Little Simz, uno delle artiste più audaci del rap britannico, ha lanciato progetti eccellenti con costanza dall’inizio degli anni venti, e anche prima. Ora è tornata con Drop 7, nuovo capitolo della serie dei suoi ep Drop. Stavolta Little Simz sembra più sicura che mai delle sue capacità. Rispetto al rappato veloce di successi del passato come Venom, suona più rilassata e a suo agio. La traccia di apertura, Mood swings, segue questa scia e offre una performance fluida. Supportato da un sottofondo elettronico e da percussioni che rimandano all’Africa occidentale, è il brano migliore ed è un assaggio dei luoghi musicali in cui la rapper sembra voler approdare. Altri pezzi come Fever introducono toni più pop, mentre Power, che dura solo 55 secondi, fa pensare alle origini della sua carriera. Nella conclusiva Far away, invece, Little Simz si avvicina al canto come non mai e chiude con l’ep con un tono insolitamente caldo. Drop 7 dimostra perché Little Simz è considerata una delle migliori artiste del rap contemporaneo. Fondendo insieme techno, hip hop e influenze africane ha creato un miscuglio ipnotico a base di percussioni potenti e ritmi rilassati da club, che difficilmente potrebbe suonare meglio di così.
James Evenden, The Indiependent
Ormai sono più di dieci anni che William Doyle, cantautore originario di Bournemouth, pubblica musica. E dopo aver messo da parte lo pseudonimo East India Youth si è ritagliato uno angolino tutto suo, con un art pop pastorale e filosofico. Questa evoluzione è culminata nei suoi due album Your wilderness revisited, del 2019, e Great spans of muddy time, del 2021, splendidi e inquieti. Il nuovo lavoro, intitolato Springs eternal, è un oggetto un po’ più strano: la qualità non varia da canzone a canzone, come succede di solito, ma all’interno della canzone stessa.
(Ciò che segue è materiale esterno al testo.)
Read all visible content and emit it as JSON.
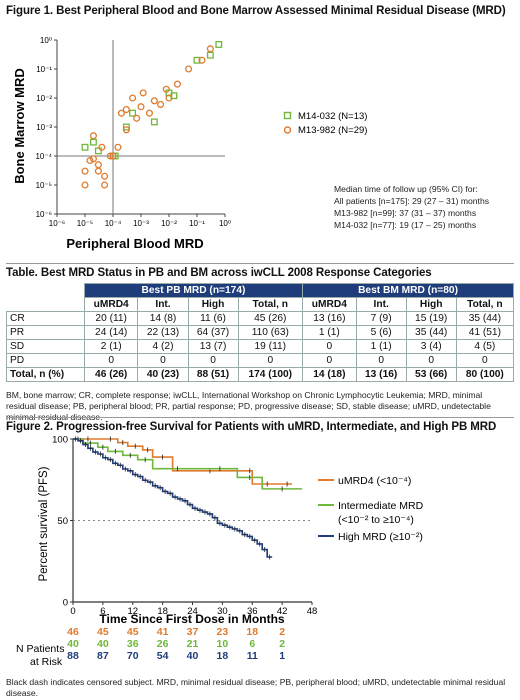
{
  "figure1": {
    "title": "Figure 1. Best Peripheral Blood and Bone Marrow Assessed Minimal Residual Disease (MRD)",
    "xlabel": "Peripheral Blood MRD",
    "ylabel": "Bone Marrow MRD",
    "xticks": [
      "10⁻⁶",
      "10⁻⁵",
      "10⁻⁴",
      "10⁻³",
      "10⁻²",
      "10⁻¹",
      "10⁰"
    ],
    "yticks": [
      "10⁰",
      "10⁻¹",
      "10⁻²",
      "10⁻³",
      "10⁻⁴",
      "10⁻⁵",
      "10⁻⁶"
    ],
    "legend": [
      "M14-032 (N=13)",
      "M13-982 (N=29)"
    ],
    "median": {
      "header": "Median time of follow up (95% CI) for:",
      "lines": [
        "All patients [n=175]: 29 (27 – 31) months",
        "M13-982 [n=99]: 37 (31 – 37) months",
        "M14-032 [n=77]: 19 (17 – 25) months"
      ]
    }
  },
  "table": {
    "title": "Table. Best MRD Status in PB and BM across iwCLL 2008 Response Categories",
    "groups": [
      "Best PB MRD (n=174)",
      "Best BM MRD (n=80)"
    ],
    "subheaders": [
      "uMRD4",
      "Int.",
      "High",
      "Total, n",
      "uMRD4",
      "Int.",
      "High",
      "Total, n"
    ],
    "rows": [
      {
        "label": "CR",
        "cells": [
          "20 (11)",
          "14 (8)",
          "11 (6)",
          "45 (26)",
          "13 (16)",
          "7 (9)",
          "15 (19)",
          "35 (44)"
        ]
      },
      {
        "label": "PR",
        "cells": [
          "24 (14)",
          "22 (13)",
          "64 (37)",
          "110 (63)",
          "1 (1)",
          "5 (6)",
          "35 (44)",
          "41 (51)"
        ]
      },
      {
        "label": "SD",
        "cells": [
          "2 (1)",
          "4 (2)",
          "13 (7)",
          "19 (11)",
          "0",
          "1 (1)",
          "3 (4)",
          "4 (5)"
        ]
      },
      {
        "label": "PD",
        "cells": [
          "0",
          "0",
          "0",
          "0",
          "0",
          "0",
          "0",
          "0"
        ]
      }
    ],
    "total": {
      "label": "Total, n (%)",
      "cells": [
        "46 (26)",
        "40 (23)",
        "88 (51)",
        "174 (100)",
        "14 (18)",
        "13 (16)",
        "53 (66)",
        "80 (100)"
      ]
    },
    "footnote": "BM, bone marrow; CR, complete response; iwCLL, International Workshop on Chronic Lymphocytic Leukemia; MRD, minimal residual disease; PB, peripheral blood; PR, partial response; PD, progressive disease; SD, stable disease; uMRD, undetectable minimal residual disease."
  },
  "figure2": {
    "title": "Figure 2. Progression-free Survival for Patients with uMRD, Intermediate, and High PB MRD",
    "xlabel": "Time Since First Dose in Months",
    "ylabel": "Percent survival (PFS)",
    "legend": [
      "uMRD4 (<10⁻⁴)",
      "Intermediate MRD",
      "(<10⁻² to ≥10⁻⁴)",
      "High MRD (≥10⁻²)"
    ],
    "risk_label": [
      "N Patients",
      "at Risk"
    ],
    "risk_rows": [
      [
        "46",
        "45",
        "45",
        "41",
        "37",
        "23",
        "18",
        "2"
      ],
      [
        "40",
        "40",
        "36",
        "26",
        "21",
        "10",
        "6",
        "2"
      ],
      [
        "88",
        "87",
        "70",
        "54",
        "40",
        "18",
        "11",
        "1"
      ]
    ],
    "footnote": "Black dash indicates censored subject. MRD, minimal residual disease; PB, peripheral blood; uMRD, undetectable minimal residual disease."
  },
  "colors": {
    "orange": "#e07b2e",
    "green": "#6fb83a",
    "navy": "#1f3d7a"
  },
  "chart_data": [
    {
      "type": "scatter",
      "title": "Figure 1. Best Peripheral Blood and Bone Marrow Assessed Minimal Residual Disease (MRD)",
      "xlabel": "Peripheral Blood MRD",
      "ylabel": "Bone Marrow MRD",
      "xscale": "log",
      "yscale": "log",
      "xlim": [
        1e-06,
        1
      ],
      "ylim": [
        1e-06,
        1
      ],
      "reference_lines": {
        "x": 0.0001,
        "y": 0.0001
      },
      "series": [
        {
          "name": "M14-032 (N=13)",
          "marker": "square",
          "color": "#6fb83a",
          "x": [
            1e-05,
            2e-05,
            3e-05,
            0.0001,
            0.00012,
            0.0003,
            0.0005,
            0.003,
            0.01,
            0.015,
            0.1,
            0.3,
            0.6
          ],
          "y": [
            0.0002,
            0.0003,
            0.00015,
            0.0001,
            0.0001,
            0.001,
            0.003,
            0.0015,
            0.015,
            0.012,
            0.2,
            0.3,
            0.7
          ]
        },
        {
          "name": "M13-982 (N=29)",
          "marker": "circle",
          "color": "#e07b2e",
          "x": [
            1e-05,
            1e-05,
            1.5e-05,
            2e-05,
            2e-05,
            3e-05,
            3e-05,
            4e-05,
            5e-05,
            5e-05,
            8e-05,
            0.0001,
            0.00015,
            0.0002,
            0.0003,
            0.0003,
            0.0005,
            0.0007,
            0.001,
            0.0012,
            0.002,
            0.003,
            0.005,
            0.008,
            0.01,
            0.02,
            0.05,
            0.15,
            0.3
          ],
          "y": [
            1e-05,
            3e-05,
            7e-05,
            0.0005,
            8e-05,
            3e-05,
            5e-05,
            0.0002,
            1e-05,
            2e-05,
            0.0001,
            0.0001,
            0.0002,
            0.003,
            0.0008,
            0.004,
            0.01,
            0.002,
            0.005,
            0.015,
            0.003,
            0.008,
            0.006,
            0.02,
            0.01,
            0.03,
            0.1,
            0.2,
            0.5
          ]
        }
      ]
    },
    {
      "type": "line",
      "subtype": "kaplan-meier",
      "title": "Figure 2. Progression-free Survival for Patients with uMRD, Intermediate, and High PB MRD",
      "xlabel": "Time Since First Dose in Months",
      "ylabel": "Percent survival (PFS)",
      "xlim": [
        0,
        48
      ],
      "ylim": [
        0,
        100
      ],
      "xticks": [
        0,
        6,
        12,
        18,
        24,
        30,
        36,
        42,
        48
      ],
      "yticks": [
        0,
        50,
        100
      ],
      "reference_line_y": 50,
      "series": [
        {
          "name": "uMRD4 (<10⁻⁴)",
          "color": "#e07b2e",
          "x": [
            0,
            6,
            9,
            11,
            14,
            16,
            20,
            35,
            36,
            42,
            44
          ],
          "y": [
            100,
            100,
            97.8,
            95.6,
            93.3,
            88.9,
            80.5,
            80.5,
            72.4,
            72.4,
            72.4
          ]
        },
        {
          "name": "Intermediate MRD (<10⁻² to ≥10⁻⁴)",
          "color": "#6fb83a",
          "x": [
            0,
            2,
            5,
            7,
            10,
            13,
            16,
            26,
            33,
            38,
            46
          ],
          "y": [
            100,
            97.5,
            95,
            92.4,
            90,
            87.3,
            81.8,
            81.8,
            76.4,
            69.4,
            69.4
          ]
        },
        {
          "name": "High MRD (≥10⁻²)",
          "color": "#1f3d7a",
          "x": [
            0,
            1,
            2,
            3,
            4,
            5,
            6,
            7,
            8,
            9,
            10,
            11,
            12,
            13,
            14,
            15,
            16,
            17,
            18,
            19,
            20,
            21,
            22,
            23,
            24,
            25,
            26,
            27,
            28,
            29,
            30,
            31,
            32,
            33,
            34,
            35,
            36,
            37,
            38,
            39,
            40
          ],
          "y": [
            100,
            98.9,
            96.6,
            94.3,
            92,
            90.8,
            88.5,
            87.4,
            85.1,
            83.9,
            81.6,
            80.5,
            78.2,
            77,
            74.7,
            73.6,
            71.3,
            70.1,
            67.8,
            66.7,
            64.4,
            63.2,
            62.1,
            59.8,
            57.5,
            56.3,
            55.2,
            54,
            51.7,
            48.3,
            47.1,
            45.9,
            44.8,
            43.7,
            41.4,
            40.2,
            37.9,
            35.6,
            32.2,
            27.6,
            27.6
          ]
        }
      ],
      "at_risk": {
        "times": [
          0,
          6,
          12,
          18,
          24,
          30,
          36,
          42
        ],
        "uMRD4": [
          46,
          45,
          45,
          41,
          37,
          23,
          18,
          2
        ],
        "Intermediate": [
          40,
          40,
          36,
          26,
          21,
          10,
          6,
          2
        ],
        "High": [
          88,
          87,
          70,
          54,
          40,
          18,
          11,
          1
        ]
      }
    }
  ]
}
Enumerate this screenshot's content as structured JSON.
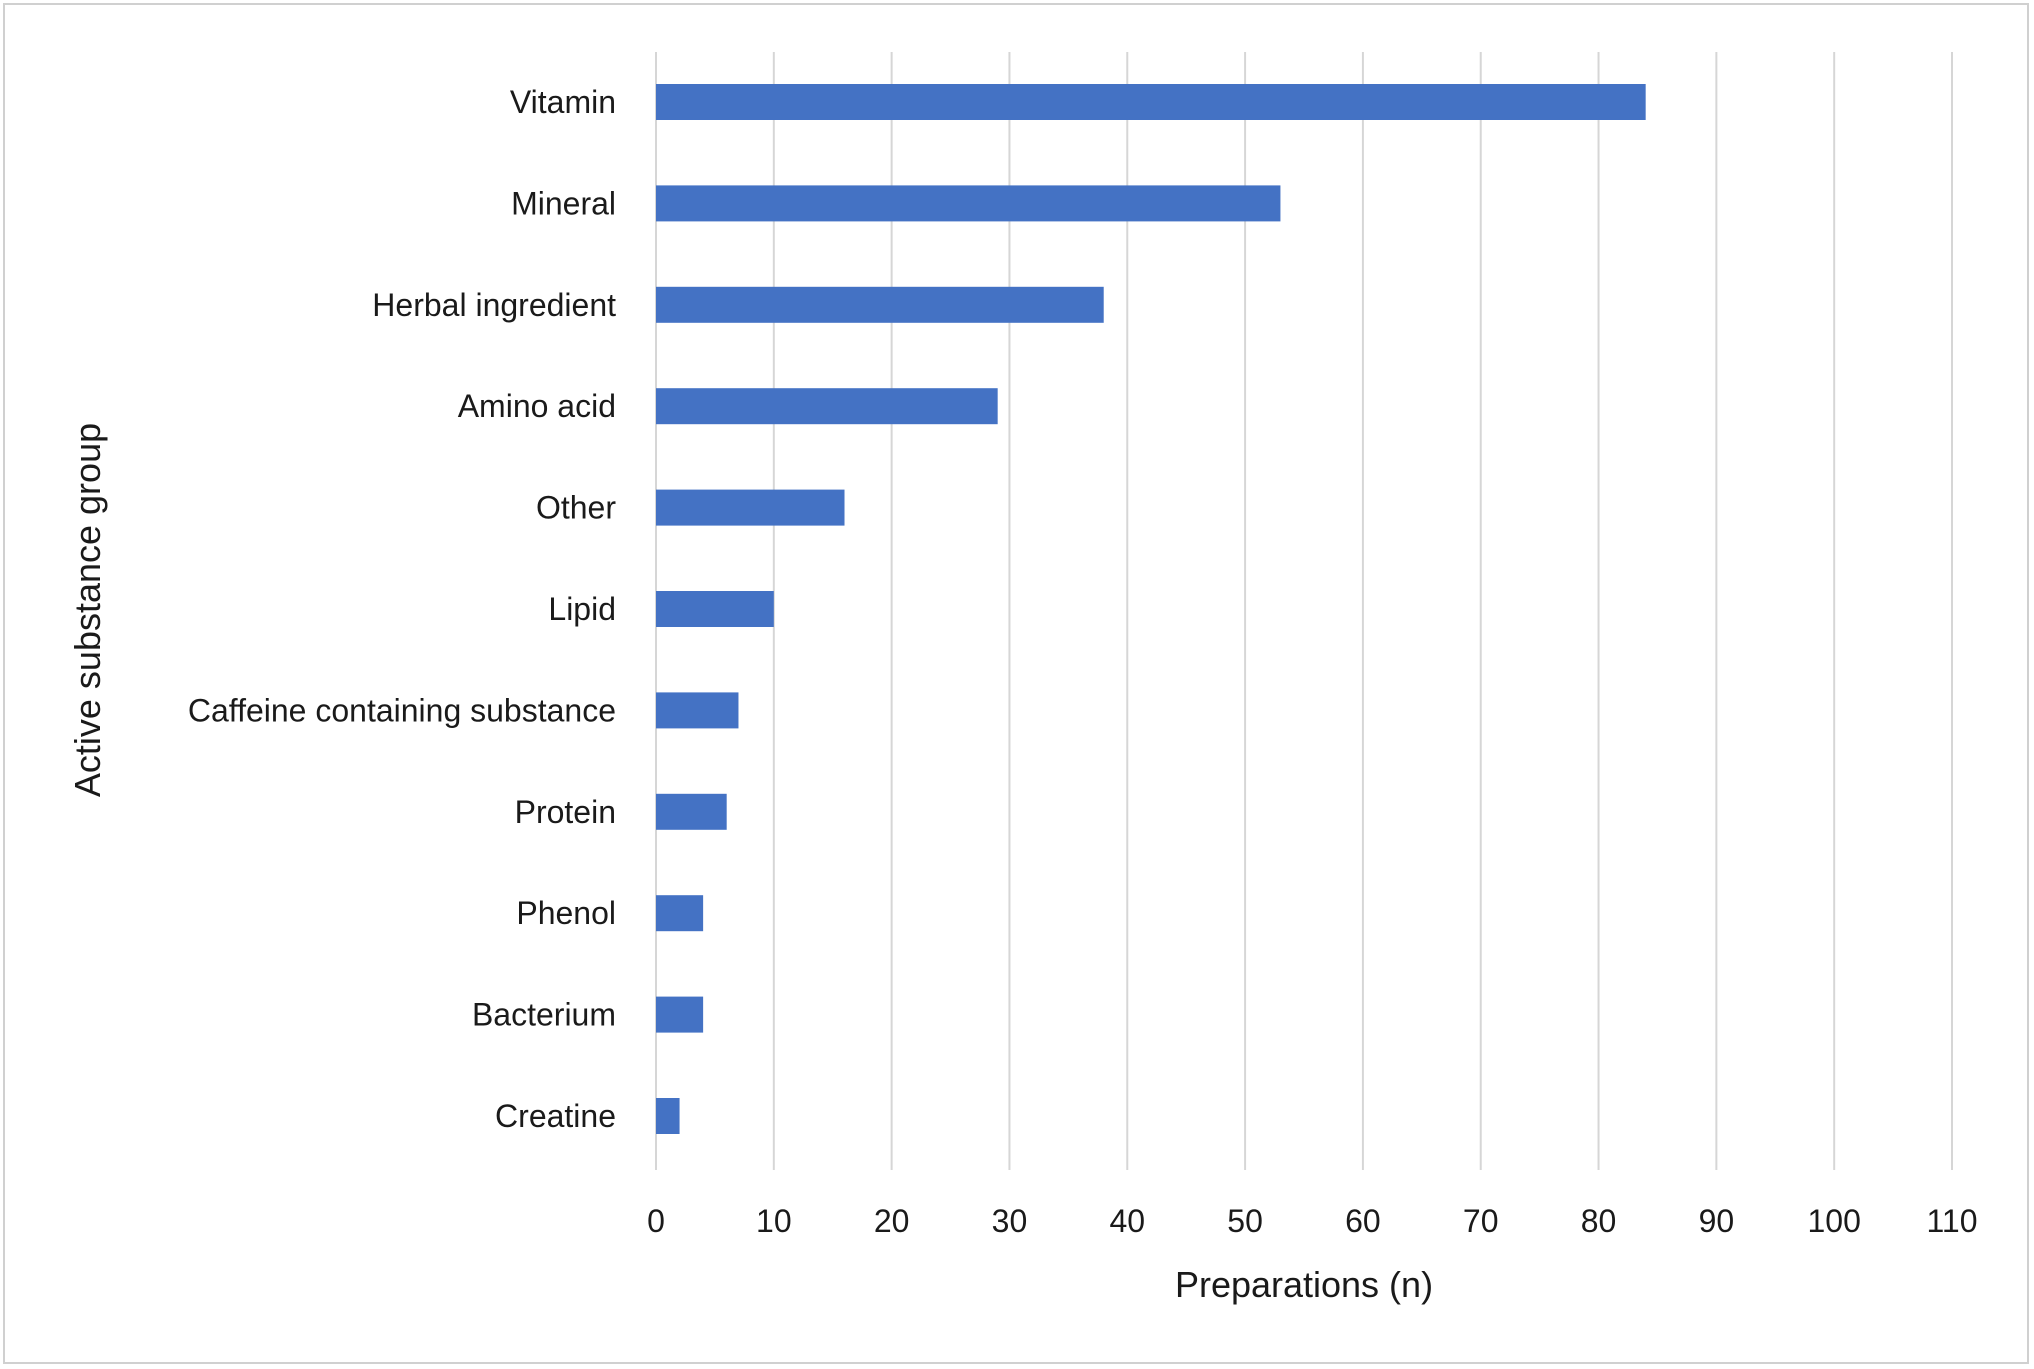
{
  "chart_data": {
    "type": "bar",
    "orientation": "horizontal",
    "categories": [
      "Vitamin",
      "Mineral",
      "Herbal ingredient",
      "Amino acid",
      "Other",
      "Lipid",
      "Caffeine containing substance",
      "Protein",
      "Phenol",
      "Bacterium",
      "Creatine"
    ],
    "values": [
      84,
      53,
      38,
      29,
      16,
      10,
      7,
      6,
      4,
      4,
      2
    ],
    "xlabel": "Preparations (n)",
    "ylabel": "Active substance group",
    "xlim": [
      0,
      110
    ],
    "xticks": [
      0,
      10,
      20,
      30,
      40,
      50,
      60,
      70,
      80,
      90,
      100,
      110
    ],
    "grid": "vertical",
    "legend": "none",
    "bar_color": "#4472C4"
  }
}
Prendiamo il singolo Now in motion. È un brano ben eseguito in cui il musicista britannico dimostra ancora una volta il suo talento melodico, però qui la sua vocalità delicata non funziona. Salvo che poi, negli ultimi trenta secondi, in cui esplode in un’impennata alla Hot Chip, tutto s’incastra alla perfezione. Il disco brilla invece nelle parti strumentali: A long life è uno dei pezzi migliori per il suo ininterrotto esercizio di sintetizzatori e trame glitch, mentre Garden of the morning si addice meglio alla voce di Doyle rispetto ai pezzi più movimentati. Sembra che l’artista abbia voluto correre dei rischi, che però non l’hanno ripagato abbastanza da creare un grande album come gli era successo in passato.
Joe Creely, The Skinny
I dodici valzer per due pianoforti che compongono Le ruban dénoué (Il nastro sciolto) di Reynaldo Hahn (1874-1947) sono più interessanti di quel che farebbero pensare i loro titoli “poetici”, cose tipo Le decisioni indolenti del fato o Danza d’amore e di dolore. Certo, ogni tanto si sfiora un tono mondano, ma la delicatezza della scrittura e la chiarezza del discorso li rendono un’opera originale. È da notare che queste affascinanti composizioni furono scritte nel 1915 dal fronte, durante la prima guerra mondiale, come antidoto al veleno del conflitto. Pour bercer un convalescent (Per cullare un convalescente) è dello stesso periodo: Hahn lo dedicò al suo amico Henri Bardac, che si stava riprendendo dalle ferite. Caprice mélancolique è invece molto precedente: evoca i salotti proustiani, ma non diventa mai lezioso, proprio come la melodia su una poesia di Victor Hugo che chiude il Ruban, cantata da Sandrine Piau. Éric Le Sage e Frank Braley, raffinati conoscitori della musica francese del periodo, sanno coniugare la scioltezza del discorso, la qualità di un suono sempre sensuale e la finezza armonica.